To see what might be missing lets first group our crawl data by url, and count how many crawls there have been for that url.
crawls_by_url = crawls.groupby('url').count().timestamp
crawls_by_url.name = 'crawls'
crawls_by_url.head()
url http://9news.com.au/coronavirus 2 http://abcnews.go.com/Health/1300-people-died-flu-year/story?id=67754182 71 http://abola.pt/africa/2020-02-01/angola-entre-os-paises-africanos-com-maior-risco-de-contagio-do-coronavirus/827264 1 http://abola.pt/nnh/2020-02-03/formula-1-coronavirus-ameaca-gp-da-china/827542 1 http://albertahealthservices.ca/ 2 Name: crawls, dtype: int64
Next we can take our seeds
DataFrame, index it by URL, so that we can add our crawls_by_url
series to it, since it is also indexed by url
. It is kinda nice how pandas makes this join easy. The use of fillna
there is to convert any null values (where there has been no crawls yet) to 0.

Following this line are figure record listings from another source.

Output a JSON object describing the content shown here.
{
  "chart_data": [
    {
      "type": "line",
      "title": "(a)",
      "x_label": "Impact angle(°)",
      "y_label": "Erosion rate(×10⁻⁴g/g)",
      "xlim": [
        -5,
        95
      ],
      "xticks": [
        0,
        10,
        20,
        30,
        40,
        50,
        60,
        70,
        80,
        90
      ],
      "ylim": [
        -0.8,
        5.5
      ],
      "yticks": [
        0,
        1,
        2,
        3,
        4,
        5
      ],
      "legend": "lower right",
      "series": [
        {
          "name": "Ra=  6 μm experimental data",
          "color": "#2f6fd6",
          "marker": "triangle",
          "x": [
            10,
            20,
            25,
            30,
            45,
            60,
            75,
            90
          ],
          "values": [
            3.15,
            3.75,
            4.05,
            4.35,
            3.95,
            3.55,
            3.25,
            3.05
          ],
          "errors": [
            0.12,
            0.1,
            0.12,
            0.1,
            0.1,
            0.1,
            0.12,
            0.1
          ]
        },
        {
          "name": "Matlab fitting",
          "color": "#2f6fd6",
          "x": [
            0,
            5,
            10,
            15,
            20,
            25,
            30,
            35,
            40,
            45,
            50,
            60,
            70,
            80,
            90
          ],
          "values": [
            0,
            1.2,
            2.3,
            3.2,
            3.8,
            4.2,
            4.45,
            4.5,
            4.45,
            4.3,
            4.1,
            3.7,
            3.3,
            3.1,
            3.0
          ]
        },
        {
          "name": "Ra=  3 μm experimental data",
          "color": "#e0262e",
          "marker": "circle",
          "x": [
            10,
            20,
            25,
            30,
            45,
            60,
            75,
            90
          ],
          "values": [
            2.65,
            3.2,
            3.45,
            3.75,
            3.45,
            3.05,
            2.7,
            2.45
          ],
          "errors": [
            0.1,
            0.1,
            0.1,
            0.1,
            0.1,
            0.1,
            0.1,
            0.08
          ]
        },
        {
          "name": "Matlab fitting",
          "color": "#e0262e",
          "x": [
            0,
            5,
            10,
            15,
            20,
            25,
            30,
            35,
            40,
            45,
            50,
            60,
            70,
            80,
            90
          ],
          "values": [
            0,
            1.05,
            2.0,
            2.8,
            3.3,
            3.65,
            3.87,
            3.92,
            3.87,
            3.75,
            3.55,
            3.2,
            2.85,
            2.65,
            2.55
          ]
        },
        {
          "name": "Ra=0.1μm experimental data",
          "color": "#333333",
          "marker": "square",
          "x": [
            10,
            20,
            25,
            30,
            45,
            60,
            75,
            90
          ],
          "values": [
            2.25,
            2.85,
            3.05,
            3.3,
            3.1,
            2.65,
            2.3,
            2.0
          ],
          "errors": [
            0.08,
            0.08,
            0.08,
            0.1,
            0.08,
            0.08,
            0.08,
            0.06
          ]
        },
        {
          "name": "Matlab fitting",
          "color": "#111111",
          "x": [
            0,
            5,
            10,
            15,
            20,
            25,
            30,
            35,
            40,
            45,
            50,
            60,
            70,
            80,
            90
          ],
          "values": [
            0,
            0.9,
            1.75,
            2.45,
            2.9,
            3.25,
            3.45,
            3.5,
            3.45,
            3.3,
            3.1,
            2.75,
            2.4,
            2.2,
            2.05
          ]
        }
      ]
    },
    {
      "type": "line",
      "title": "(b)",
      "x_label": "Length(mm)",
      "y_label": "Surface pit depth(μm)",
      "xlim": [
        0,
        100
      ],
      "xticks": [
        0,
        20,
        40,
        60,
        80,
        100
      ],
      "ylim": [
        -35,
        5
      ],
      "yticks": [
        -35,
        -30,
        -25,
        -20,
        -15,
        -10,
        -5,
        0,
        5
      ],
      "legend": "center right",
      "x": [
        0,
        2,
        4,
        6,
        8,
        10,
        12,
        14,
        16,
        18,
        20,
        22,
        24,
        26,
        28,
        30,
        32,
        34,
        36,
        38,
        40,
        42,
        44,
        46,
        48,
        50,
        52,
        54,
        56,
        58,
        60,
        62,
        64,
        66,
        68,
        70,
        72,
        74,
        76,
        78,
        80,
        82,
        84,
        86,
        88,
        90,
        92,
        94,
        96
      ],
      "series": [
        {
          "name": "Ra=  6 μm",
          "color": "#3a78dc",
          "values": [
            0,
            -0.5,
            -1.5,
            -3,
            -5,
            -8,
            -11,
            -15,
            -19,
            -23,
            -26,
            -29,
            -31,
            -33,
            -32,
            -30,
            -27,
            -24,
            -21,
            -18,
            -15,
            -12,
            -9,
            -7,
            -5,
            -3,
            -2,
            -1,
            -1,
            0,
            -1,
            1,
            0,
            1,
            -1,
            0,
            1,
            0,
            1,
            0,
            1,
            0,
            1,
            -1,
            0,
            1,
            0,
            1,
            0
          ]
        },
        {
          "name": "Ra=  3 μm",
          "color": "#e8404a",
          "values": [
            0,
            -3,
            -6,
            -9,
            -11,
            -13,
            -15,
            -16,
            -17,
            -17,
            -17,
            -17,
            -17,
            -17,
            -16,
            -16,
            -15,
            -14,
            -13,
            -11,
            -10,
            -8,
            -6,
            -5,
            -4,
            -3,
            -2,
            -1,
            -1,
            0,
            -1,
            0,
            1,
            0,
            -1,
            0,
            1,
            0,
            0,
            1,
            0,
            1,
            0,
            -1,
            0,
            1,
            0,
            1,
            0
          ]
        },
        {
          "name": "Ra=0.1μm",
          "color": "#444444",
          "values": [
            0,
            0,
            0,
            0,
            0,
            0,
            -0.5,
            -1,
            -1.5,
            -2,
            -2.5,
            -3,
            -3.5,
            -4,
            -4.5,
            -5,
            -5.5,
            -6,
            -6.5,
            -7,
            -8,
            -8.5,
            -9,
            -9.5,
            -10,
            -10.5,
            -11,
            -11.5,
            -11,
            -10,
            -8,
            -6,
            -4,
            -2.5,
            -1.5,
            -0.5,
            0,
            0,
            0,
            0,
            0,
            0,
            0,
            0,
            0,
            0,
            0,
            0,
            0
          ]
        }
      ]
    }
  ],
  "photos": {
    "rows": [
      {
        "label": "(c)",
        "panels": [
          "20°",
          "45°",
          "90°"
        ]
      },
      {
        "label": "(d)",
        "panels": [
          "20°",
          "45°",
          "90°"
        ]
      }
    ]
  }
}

seeds_by_url = seeds.set_index('url')
seeds_by_url['crawls'] = crawls_by_url
seeds_by_url.crawls = seeds_by_url.crawls.fillna(0)
seeds_by_url.head()
id | creator | created | updated | crawl_definition | title | description | language | tld | crawls | |
---|---|---|---|---|---|---|---|---|---|---|
url | ||||||||||
http://coronavirus.fr/ | 2147692 | alext | 2020-02-21 03:43:18.662353+00:00 | 2020-03-16 19:53:45.860949+00:00 | 31104294373 | Epicorem. Ecoépidémiologie | Medical/Scientific aspects | French | .fr | 4.0 |
http://coronavirus.fr/ | 2147692 | alext | 2020-02-21 03:43:18.662353+00:00 | 2020-03-16 19:53:45.860949+00:00 | 31104294373 | Epicorem. Ecoépidémiologie | Medical/Scientific aspects | French | .fr | 4.0 |
http://english.whiov.cas.cn/ | 2147693 | alext | 2020-02-21 03:43:18.706571+00:00 | 2020-03-16 19:52:28.575749+00:00 | 31104294373 | Wuhan Institute of Virulogy, official page in ... | Health Organisation | English | .cn | 70.0 |
http://english.whiov.cas.cn/ | 2147693 | alext | 2020-02-21 03:43:18.706571+00:00 | 2020-03-16 19:52:28.575749+00:00 | 31104294373 | Wuhan Institute of Virulogy, official page in ... | Health Organisation | English | .cn | 70.0 |
http://www.china-embassy.or.jp/chn/ | 2147694 | alext | 2020-02-21 03:43:18.739126+00:00 | 2020-03-16 19:53:03.086729+00:00 | 31104294373 | 中华人民共和国驻日本大使馆 | Embassy | Chinese | .jp | 306.0 |
So now we can see which seeds still need to be crawled, or to have their crawls made public?
missing = seeds_by_url[seeds_by_url.crawls == 0.0]
print("{0} URLS are missing crawls, which is {1:.2f}% of the total seeds.".format(
len(missing),
len(missing) / len(seeds_by_url) * 100
))
438 URLS are missing crawls, which is 15.65% of the total seeds.